8. Nel caso in esame la ricorrente ha allegato elementi dai quali risulta il grave stato di malnutrizione ed estrema debolezza tali da poter essere valutati come situazione di indilazionabile bisogno di provvedere a nutrirsi, e in particolare I' annotazione di PG del carabinieri della stazione di B del 27 maggio 2018; le sommarie informazioni testimoniali rese dalla commessa del supermercato, ove la An.Va. viene descritta come senzatetto (elemento compatibile con la sottrazione di generi alimentari durevoli e di generi destinati alla igiene personale); la CNR del 16.6.2017 in cui la An.Va. veniva descritta come senza fissa dimora; la annotazione degli operanti ove si dà atto che gli stessi acquistarono del pane per sfamare l'imputata. La Corte milanese non ha argomentato in ordine a tali elementi di fatto ed ha svolto considerazioni di carattere congetturale, quali il fatto che la merce, di valore di poco superiore ai 100 euro, fosse destinata ad essere rivenduta dalla An.Va. non per sfamarsi e lavarsi, ma per trarne guadagno.
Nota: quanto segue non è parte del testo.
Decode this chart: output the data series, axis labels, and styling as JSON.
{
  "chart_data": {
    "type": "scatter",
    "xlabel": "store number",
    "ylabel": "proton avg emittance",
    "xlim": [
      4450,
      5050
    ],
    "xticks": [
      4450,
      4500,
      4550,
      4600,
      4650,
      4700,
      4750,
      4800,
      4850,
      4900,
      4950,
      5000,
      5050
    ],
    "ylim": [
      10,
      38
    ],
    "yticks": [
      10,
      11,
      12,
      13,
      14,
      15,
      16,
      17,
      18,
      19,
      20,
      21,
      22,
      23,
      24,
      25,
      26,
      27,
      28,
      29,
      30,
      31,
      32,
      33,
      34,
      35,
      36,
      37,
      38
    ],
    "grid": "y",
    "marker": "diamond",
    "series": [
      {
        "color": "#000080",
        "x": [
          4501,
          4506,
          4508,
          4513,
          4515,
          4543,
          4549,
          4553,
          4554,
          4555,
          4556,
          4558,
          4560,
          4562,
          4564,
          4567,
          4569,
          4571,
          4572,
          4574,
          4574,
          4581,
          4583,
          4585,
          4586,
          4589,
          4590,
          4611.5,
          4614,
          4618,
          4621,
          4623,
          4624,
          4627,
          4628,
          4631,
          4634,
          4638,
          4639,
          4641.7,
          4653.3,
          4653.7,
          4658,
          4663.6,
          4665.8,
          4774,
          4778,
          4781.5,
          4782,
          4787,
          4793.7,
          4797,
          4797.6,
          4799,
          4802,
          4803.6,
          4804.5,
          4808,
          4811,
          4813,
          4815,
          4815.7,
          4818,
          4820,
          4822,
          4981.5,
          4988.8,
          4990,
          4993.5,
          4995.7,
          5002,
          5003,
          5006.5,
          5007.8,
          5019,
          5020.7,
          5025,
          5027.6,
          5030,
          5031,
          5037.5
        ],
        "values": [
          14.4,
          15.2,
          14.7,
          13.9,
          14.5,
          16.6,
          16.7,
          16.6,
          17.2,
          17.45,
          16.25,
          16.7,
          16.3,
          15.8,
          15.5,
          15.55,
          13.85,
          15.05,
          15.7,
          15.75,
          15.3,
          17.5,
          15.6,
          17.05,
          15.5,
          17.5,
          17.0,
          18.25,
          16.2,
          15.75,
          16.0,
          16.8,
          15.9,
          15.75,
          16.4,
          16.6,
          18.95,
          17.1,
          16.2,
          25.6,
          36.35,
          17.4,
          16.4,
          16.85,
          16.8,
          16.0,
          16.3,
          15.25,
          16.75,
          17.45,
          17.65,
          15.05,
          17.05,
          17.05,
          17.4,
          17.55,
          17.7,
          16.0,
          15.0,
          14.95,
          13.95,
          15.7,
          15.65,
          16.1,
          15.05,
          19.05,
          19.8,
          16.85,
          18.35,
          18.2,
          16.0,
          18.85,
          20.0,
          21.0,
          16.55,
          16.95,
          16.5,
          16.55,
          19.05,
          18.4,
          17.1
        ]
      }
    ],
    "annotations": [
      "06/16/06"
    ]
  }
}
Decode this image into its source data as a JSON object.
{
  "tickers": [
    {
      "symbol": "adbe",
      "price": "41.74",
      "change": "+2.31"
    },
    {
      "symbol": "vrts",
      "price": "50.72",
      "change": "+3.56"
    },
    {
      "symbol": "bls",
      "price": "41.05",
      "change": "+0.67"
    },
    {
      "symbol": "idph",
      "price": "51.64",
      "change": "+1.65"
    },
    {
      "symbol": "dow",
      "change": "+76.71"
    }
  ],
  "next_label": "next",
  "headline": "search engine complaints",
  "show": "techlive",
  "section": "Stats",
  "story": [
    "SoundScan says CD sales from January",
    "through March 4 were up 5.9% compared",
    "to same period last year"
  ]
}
9. Si impone quindi l'annullamento della sentenza impugnata con rinvio ad altra sezione della Corte d'Appello di Milano per nuovo esame.
P.Q.M.
Annulla la sentenza impugnata e rinvia per nuovo esame ad altra sezione della Corte d'Appello di Milano.
Così deciso in Roma, il 10 ottobre 2024.
Depositato in cancelleria il 6 novembre 2024.